緑指の魔女


第十七章 「使者」 3


 キーファーはヴェンシナの肩を励ますように叩いてから、 先ほどからずっと俯きがちに黙りこくって話を聞いていた、 フレイアシュテュアに視線を向けた。
「フレイアシュテュアさんとおっしゃるお嬢さんは、あなたですね?」
「……はい」
 キーファーに名を呼ばれて、フレイアシュテュアは顔を上げた。
 フレイアシュテュアの緑と琥珀の色違いの目が、キーファーの眼差しを静かに受け止める。 清楚な面差しをした、素晴らしく綺麗な娘であることにはとうに気付いていたが、 その不可思議な瞳に見つめられて、キーファーはどきりとした。
「ええと……、あの方から、頼まれてきたことがあります。 もしも、故郷を離れて神の御許でお暮らしになりたいという、 あなたの気持ちにお変わりがないのなら、あなたがミルズ【東】州にある フレイア尼僧院へ移れるよう、手配をするようにと」
「フレイア!?」
「尼僧院って……何だい、それ?」
 キーファーを介して伝えられたランディからの申し出は、 教会の彼女の『家族』に波紋を投げかけた。 フレイアシュテュアは驚きに目を見開き、そして――、 シルヴィナ【精霊の家】の森の泉の傍で、ランディと交わした会話を思い出した。
「エルアンリ様のものにならずに、もしも自由になれるとしたら、 どうしたいかと聞かれて……。
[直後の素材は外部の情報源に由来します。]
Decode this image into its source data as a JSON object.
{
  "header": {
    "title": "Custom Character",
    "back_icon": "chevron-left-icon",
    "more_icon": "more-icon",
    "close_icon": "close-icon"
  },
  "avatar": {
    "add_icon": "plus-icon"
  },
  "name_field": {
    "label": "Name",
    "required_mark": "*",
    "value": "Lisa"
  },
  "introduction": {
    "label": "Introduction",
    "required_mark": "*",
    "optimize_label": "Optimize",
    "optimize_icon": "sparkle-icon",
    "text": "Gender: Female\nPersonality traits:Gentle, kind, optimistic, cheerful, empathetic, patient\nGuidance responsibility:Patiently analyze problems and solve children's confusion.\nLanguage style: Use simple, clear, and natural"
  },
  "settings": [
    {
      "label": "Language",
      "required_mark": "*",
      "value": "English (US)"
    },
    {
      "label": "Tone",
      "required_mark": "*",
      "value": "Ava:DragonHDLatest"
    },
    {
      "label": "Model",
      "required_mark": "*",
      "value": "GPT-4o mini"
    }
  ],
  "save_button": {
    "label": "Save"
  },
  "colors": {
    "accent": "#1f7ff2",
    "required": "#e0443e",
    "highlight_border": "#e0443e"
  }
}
その時に、そうお答えしたの……」
 誰に言うともなく、フレイアシュテュアは告白した。 真っ直ぐに心を射抜いたランディの真摯な瞳、 抱き締める腕の強さと温もりも思い返されて、恋しさに胸が締め付けられるようだ。
「どうして!? フレイア?」
 ラグジュリエは小さな手で、フレイアシュテュアの両手を握り締めた。 少女はフレイアシュテュアの幸せの為に、彼女が村を離れることを望んでいたが、 それは決してこんな形でではない。
「フレイア! ランディに、本当に言いたかったのはそんなことじゃないんでしょ!」
「……だけど、それ以上のことなんて、望めなかったもの……」
 詰め寄るラグジュリエに、フレイアシュテュアは切なく答えた。
「フレイアはこの村にいるのが、さすがに辛くなったかのう……」
 少し寂しげにエルフォンゾは呟いた。 フレイアシュテュアは肉親のような慈しみを絶えず与えてくれた、 名付け親でもある老牧師を振り返った。
「ごめんなさい、牧師様……。私は酷い、恩知らずですね……」
「いや、構わんよ。フレイアがしたいようにすればいいからのう。 エルアンリ様は懲りないお人じゃし、シュレイサの村人の中には、 フレイアにちいと冷たすぎる者もいるからの」
 エルフォンゾは慈愛深い眼差しをフレイアシュテュアに向けた。 心貧しい村人に魔女と厭われ、領主の息子に目を付けられているこの繊細な娘の行く末を、 老牧師は他のどの『子供』のものよりも案じていた。
「……あなたがシュレイサ村においでになる限り、ブルージュ伯爵様のご子息は、 またあなたをお求めになろうとするかもしれない。 ご迷惑でなければ、ぜひ受けて欲しいと仰せでした」
 フレイアシュテュアの耳には、口上を述べるキーファーの声に、 ランディの低い声が重なって響いた。庇い守る彼の腕が、 今なお自分を包み込んでくれているように感じられて、 フレイアシュテュアの心の中に、 湧き上がるような喜びと愛おしさが満ち満ちてゆく。
「……馬鹿な方ですね、私などの為に、名をお汚しになってしまわれて……」
 愛しい人――と、ヴェンシナには聞こえた。 僅かな幸福の想い出を、胸の奥深くの至高の場所に据えて、 フレイアシュテュアは微笑んだ。
「……尼僧院に参ります。手配を宜しくお願いします」
 悲しいまでに美しい、静謐な微笑を浮かべながら、 フレイアシュテュアはキーファーにその決心を告げた。